My name is Jen, I’m a pelvic floor physical therapist. As I write this I am 6 months postpartum. The birth of my daughter was amazing. In the immediate moments following her birth I was full of adrenaline, happiness, excitement, accomplishment and looked forward to bonding with her in the weeks to come. Those weeks came and with them a bit of a haze.
Reflecting on my postpartum experiences to date there are a lot of things I would have chosen to do differently that may have helped me navigate this time. My early postpartum experiences challenged me and my partner. While we grew through those experiences and have gained a new appreciation for things that go smoothly, I’d like to share with you a few things I wish I had known about navigating postpartum life.
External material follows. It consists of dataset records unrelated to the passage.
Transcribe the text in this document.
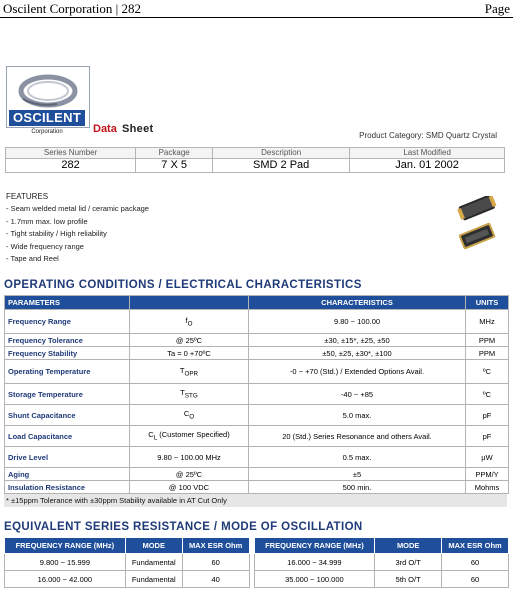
Oscilent Corporation | 282	Page
OSCILENT
Corporation	Data Sheet
Product Category: SMD Quartz Crystal
Series Number	Package	Description	Last Modified
282	7 X 5	SMD 2 Pad	Jan. 01 2002
FEATURES
- Seam welded metal lid / ceramic package
- 1.7mm max. low profile
- Tight stability / High reliability
- Wide frequency range
- Tape and Reel
OPERATING CONDITIONS / ELECTRICAL CHARACTERISTICS
PARAMETERS		CHARACTERISTICS	UNITS
Frequency Range	$f_O$	9.80 ~ 100.00	MHz
Frequency Tolerance	@ 25ºC	±30, ±15*, ±25, ±50	PPM
Frequency Stability	Ta = 0 +70ºC	±50, ±25, ±30*, ±100	PPM
Operating Temperature	$T_{OPR}$	-0 ~ +70 (Std.) / Extended Options Avail.	ºC
Storage Temperature	$T_{STG}$	-40 ~ +85	ºC
Shunt Capacitance	$C_O$	5.0 max.	pF
Load Capacitance	$C_L$ (Customer Specified)	20 (Std.) Series Resonance and others Avail.	pF
Drive Level	9.80 ~ 100.00 MHz	0.5 max.	µW
Aging	@ 25ºC	±5	PPM/Y
Insulation Resistance	@ 100 VDC	500 min.	Mohms
* ±15ppm Tolerance with ±30ppm Stability available in AT Cut Only
EQUIVALENT SERIES RESISTANCE / MODE OF OSCILLATION
FREQUENCY RANGE (MHz)	MODE	MAX ESR Ohm		FREQUENCY RANGE (MHz)	MODE	MAX ESR Ohm
9.800 ~ 15.999	Fundamental	60		16.000 ~ 34.999	3rd O/T	60
16.000 ~ 42.000	Fundamental	40		35.000 ~ 100.000	5th O/T	60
Baby Blues, Hormones, & Identity Shifting
Questioning Everything
The first few days of postpartum left me questioning a lot. I questioned if I would ever sleep again. I questioned if I would know how to calm my baby. Do I swaddle? Sing? Feed? Pacifier? Change diaper? Is she too hot? Is she too cold? Does she just need to cry? Should I just hold her close and let her cry? Wait this cry feels like she needs something, I just don’t know what to give her.
Beyond worries of caring for a newborn for the first time I began to question my own identity. I wondered if I would ever feel like myself again. I questioned if I was ready to be a parent. I even questioned our decision to have kids.
These questions left me feeling guilty over changing the awesome live my partner and I had known in such a big way. As a pelvic floor physical therapist I knew that coming off of the endorphins of birth and adapting to my new post-baby body was going to be an adjustment. But the huge hormonal and identity shift was unlike anything I’ve ever known.
The Desire to Do Rather Than to Rest
This questioning also left me tired. While I knew my body needed to rest, I hated being in my bedroom. I wanted to get up and resume my regular household actives. I wanted to get out and walk the dogs. I wanted to clean up the house or do some laundry.
I have always been fiercely independent and I did not want to ask other people to do stuff for me. I knew I could ask others for help if it was needed or let certain household tasks go, but the problem was that I really felt this urge that I wanted to get up and do them. I wanted outer order because I thought it could help keep me calm.
I wanted to sleep, but even when I got the chance I had difficulty getting any sleep. I felt guilty for asking friends and family to hold her to give me a break, so my attempts at rest were usually filled with feelings of shame.
In Hind Sight
While it took me time to let go of the need to do everything myself, I am so thankful to have had such a supportive team including medical (my midwives) and friends/family. The gifts of having food dropped off, baby cuddles, hugs, listening ears, and much more made a huge difference in my ability to rest, recharge emotionally, and recover.
I wish I could revisit myself six months ago and cultivate a go with the flow attitude. After getting over my initial baby blues and feeding issues, having a calm “we’ll just see what happens” attitude really helped ease future decisions for us.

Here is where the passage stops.